Sur Bakoroman, documentaire burkinabé de Simplice Ganou consacré aux enfants de la rue.
On les appelle « enfants de la rue », ce qu’ils n’apprécient pas forcément. « Comme si la rue était notre mère ! », s’exclame ainsi l’un des cinq « bakoroman » de ce docu burkinabé dénué de tout pathos apitoyé, où l’on rit plutôt en dépit de la dèche dans laquelle vivent ces garçons, et que magnifient aussi les belles images de Michel K. Zongo. La route est longue qui conduit de Koudougou à « Ouaga » où, disent-ils, la vie est plus facile quand on n’a rien. Or c’est sur cette route que nous suivons les cinq lascars se « poussant » à la colle sniffée et se partageant un poulet chapardé en chemin, avant de faire escale réparatrice à un puits, jusqu’aux abords de la grande ville surgie dans l’aube fantomatique. Au fil de leur marche, le réalisateur, Simplice Ganou, fait parler chacun en plan-fixe, détaillant chaque trajectoire sur fond de précarité générale et de rejets familiaux occasionnels. Ce qui frappe en effet est que tous ne sont pas forcément victimes. En tout cas ils ne posent pas aux malheureux, assumant leur choix de ne plus aller à l’école ou de ne plus retourner à la maison - parfois depuis leur prime enfance -, par goût de la liberté ou pour échapper à une vie trop contraignante.

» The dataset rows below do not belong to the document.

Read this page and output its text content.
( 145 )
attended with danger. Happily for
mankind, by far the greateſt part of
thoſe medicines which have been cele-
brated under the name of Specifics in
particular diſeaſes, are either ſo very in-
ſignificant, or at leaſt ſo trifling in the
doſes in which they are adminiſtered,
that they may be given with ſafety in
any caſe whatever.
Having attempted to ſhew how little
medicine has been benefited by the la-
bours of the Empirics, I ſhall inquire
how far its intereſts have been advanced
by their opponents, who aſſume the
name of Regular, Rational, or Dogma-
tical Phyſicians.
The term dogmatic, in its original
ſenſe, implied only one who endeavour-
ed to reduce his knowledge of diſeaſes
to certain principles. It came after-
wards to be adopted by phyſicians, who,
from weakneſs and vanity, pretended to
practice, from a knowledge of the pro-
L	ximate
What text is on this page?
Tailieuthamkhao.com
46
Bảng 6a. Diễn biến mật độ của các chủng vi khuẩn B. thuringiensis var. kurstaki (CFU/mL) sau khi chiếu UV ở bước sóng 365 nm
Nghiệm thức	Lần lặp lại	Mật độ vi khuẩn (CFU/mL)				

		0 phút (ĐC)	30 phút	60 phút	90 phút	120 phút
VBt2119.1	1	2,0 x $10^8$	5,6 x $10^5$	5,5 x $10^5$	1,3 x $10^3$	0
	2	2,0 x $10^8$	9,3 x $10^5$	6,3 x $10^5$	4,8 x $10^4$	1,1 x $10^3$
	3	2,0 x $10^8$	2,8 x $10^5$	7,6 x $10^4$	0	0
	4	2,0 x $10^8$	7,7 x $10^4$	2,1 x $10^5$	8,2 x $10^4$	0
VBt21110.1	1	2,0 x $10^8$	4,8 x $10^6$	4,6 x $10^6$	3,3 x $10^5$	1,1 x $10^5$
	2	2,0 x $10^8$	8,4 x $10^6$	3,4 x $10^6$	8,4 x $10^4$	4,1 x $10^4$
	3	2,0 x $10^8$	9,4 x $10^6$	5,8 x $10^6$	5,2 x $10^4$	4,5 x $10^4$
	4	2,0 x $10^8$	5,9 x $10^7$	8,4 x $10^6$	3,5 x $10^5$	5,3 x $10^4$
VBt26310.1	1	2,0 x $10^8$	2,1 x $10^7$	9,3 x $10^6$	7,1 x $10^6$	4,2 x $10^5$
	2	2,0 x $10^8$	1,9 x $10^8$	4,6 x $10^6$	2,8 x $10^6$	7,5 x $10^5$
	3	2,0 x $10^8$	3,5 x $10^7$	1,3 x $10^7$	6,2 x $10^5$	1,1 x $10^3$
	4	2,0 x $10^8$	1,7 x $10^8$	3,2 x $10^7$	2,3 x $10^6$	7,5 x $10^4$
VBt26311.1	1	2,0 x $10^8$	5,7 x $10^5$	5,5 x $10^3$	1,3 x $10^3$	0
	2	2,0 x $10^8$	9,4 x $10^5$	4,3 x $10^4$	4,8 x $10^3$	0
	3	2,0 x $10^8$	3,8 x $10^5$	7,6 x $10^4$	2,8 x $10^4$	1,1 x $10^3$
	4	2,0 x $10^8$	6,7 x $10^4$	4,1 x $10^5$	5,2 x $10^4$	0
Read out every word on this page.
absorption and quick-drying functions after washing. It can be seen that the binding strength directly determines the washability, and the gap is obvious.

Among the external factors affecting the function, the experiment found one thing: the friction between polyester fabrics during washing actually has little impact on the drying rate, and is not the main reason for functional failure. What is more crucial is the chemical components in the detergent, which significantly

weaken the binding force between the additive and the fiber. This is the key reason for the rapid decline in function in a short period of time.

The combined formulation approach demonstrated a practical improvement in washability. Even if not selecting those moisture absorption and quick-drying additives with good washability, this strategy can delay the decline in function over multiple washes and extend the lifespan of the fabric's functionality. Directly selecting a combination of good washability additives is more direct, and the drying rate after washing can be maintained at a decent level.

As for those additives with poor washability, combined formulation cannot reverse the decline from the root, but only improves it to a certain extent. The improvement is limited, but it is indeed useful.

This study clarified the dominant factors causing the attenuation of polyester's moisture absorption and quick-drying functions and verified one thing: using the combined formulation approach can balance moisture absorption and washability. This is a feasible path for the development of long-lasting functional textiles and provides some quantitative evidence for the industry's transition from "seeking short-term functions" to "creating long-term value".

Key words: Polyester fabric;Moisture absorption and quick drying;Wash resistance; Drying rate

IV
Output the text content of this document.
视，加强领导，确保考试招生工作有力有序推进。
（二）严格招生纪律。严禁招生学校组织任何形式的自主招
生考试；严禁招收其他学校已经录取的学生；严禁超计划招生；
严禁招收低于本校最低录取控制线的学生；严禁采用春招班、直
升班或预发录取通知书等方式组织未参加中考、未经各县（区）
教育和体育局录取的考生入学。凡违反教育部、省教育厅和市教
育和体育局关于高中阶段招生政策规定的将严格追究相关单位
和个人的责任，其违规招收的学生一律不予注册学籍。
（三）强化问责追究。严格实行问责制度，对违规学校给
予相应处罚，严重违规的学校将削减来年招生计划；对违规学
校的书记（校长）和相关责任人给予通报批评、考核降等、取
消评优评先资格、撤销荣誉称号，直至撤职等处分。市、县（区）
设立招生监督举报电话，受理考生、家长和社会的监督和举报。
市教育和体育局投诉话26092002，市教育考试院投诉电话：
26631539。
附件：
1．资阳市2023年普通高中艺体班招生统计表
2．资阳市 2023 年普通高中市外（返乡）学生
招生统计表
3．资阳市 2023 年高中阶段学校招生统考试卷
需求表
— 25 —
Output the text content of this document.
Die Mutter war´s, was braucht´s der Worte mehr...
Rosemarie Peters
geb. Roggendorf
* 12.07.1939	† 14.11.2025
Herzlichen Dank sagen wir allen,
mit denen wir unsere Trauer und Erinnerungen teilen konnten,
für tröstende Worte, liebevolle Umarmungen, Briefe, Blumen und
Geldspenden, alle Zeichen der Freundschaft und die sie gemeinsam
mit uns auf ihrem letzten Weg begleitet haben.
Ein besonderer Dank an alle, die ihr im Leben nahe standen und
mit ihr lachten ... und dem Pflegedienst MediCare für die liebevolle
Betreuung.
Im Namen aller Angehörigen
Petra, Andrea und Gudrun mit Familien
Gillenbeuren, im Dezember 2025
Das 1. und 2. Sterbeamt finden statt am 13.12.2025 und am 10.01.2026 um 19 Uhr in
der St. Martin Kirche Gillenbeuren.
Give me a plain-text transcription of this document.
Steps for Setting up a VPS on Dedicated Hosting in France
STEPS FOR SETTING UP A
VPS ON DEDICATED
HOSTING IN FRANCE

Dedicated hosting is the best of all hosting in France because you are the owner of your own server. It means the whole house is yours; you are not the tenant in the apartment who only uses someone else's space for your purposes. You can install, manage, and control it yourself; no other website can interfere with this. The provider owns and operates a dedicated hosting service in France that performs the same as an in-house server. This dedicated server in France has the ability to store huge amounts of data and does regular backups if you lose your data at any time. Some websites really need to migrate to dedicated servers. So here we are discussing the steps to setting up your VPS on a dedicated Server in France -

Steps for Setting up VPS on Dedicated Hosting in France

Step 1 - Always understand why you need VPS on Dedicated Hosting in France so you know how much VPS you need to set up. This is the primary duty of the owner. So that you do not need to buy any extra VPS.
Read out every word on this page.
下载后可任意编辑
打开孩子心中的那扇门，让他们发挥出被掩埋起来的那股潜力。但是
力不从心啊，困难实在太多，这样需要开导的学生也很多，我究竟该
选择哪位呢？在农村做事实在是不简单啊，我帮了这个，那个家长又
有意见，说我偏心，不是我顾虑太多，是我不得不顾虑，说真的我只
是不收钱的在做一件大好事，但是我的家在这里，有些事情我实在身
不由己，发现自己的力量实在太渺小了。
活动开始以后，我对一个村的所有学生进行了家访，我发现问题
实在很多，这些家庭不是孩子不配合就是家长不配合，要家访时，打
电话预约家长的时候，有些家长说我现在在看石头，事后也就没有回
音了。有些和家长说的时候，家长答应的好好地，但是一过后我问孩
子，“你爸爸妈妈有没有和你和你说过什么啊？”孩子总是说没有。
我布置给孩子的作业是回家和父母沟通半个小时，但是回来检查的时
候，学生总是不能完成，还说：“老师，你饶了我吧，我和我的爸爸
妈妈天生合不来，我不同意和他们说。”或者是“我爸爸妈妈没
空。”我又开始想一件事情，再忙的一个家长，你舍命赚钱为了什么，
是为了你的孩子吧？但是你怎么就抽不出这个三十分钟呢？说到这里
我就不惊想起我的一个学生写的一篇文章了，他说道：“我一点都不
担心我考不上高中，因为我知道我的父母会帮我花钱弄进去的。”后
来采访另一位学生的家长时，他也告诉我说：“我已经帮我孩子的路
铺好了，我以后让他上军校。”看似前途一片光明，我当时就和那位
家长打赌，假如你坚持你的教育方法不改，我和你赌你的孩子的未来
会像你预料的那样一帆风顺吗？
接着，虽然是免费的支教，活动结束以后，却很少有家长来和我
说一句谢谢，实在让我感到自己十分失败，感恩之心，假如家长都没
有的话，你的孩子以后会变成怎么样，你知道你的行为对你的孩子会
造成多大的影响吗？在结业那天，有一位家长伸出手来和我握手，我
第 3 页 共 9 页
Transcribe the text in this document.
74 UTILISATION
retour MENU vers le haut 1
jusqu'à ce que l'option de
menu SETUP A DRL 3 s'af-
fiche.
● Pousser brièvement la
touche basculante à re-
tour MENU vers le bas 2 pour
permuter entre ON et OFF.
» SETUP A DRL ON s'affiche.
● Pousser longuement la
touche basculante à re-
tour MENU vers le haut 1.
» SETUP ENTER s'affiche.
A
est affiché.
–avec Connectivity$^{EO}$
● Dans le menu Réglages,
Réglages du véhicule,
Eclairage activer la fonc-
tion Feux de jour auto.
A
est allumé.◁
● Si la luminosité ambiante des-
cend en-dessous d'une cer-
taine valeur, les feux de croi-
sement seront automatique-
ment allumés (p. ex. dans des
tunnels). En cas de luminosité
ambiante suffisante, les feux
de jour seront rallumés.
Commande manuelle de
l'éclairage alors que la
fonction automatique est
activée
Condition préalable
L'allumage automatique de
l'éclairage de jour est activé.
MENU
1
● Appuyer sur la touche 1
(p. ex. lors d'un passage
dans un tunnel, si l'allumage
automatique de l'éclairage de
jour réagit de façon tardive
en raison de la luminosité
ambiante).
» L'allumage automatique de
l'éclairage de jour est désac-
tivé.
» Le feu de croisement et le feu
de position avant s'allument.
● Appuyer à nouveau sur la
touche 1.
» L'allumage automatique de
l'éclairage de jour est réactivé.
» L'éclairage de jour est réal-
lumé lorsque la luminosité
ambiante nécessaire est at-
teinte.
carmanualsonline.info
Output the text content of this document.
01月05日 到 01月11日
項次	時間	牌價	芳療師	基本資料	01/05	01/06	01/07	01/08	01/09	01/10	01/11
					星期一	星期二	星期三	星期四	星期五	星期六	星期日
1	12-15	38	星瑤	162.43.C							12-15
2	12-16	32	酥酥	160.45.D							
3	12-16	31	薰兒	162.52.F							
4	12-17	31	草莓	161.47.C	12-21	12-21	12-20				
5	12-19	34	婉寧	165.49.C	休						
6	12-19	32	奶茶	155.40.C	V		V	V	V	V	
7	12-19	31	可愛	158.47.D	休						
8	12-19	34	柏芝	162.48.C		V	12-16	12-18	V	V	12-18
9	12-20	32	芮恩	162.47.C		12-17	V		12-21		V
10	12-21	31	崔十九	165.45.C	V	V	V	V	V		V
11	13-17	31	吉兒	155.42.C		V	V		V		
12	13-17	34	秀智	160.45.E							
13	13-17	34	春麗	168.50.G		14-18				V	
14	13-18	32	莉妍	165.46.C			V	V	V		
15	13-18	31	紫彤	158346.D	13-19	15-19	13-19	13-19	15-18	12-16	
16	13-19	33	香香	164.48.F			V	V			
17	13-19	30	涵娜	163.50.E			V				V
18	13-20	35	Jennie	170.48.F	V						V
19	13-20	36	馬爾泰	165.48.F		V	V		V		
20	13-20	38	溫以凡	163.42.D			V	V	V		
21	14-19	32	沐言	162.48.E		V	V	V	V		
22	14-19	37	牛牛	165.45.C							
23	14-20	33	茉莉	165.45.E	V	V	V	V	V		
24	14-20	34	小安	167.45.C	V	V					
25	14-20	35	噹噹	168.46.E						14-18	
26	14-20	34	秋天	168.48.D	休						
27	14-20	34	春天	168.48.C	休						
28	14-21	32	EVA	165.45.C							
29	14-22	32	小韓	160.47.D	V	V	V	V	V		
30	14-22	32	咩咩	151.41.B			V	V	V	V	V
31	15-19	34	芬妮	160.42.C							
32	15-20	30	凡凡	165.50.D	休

À les entendre, parlant souvent avec une sorte d’aplomb adulte plus ou moins comique, on a presque l’impression d’entendre des clochards parisiens ou des SDF revendiquant leur état… Tant par son filmage, de premier ordre, que par la vivacité de son dialogue et par son contenu latent (car il va de soi qu’on n’est pas là dans l’imagerie pittoresque ou complaisante), ce documentaire séduit enfin par la netteté de son observation, dont la tendresse nuance la dureté de fait.
Simplice Ganou, image de Michel K. Zongo. Bakoroman. Burkina Faso /France, 2011.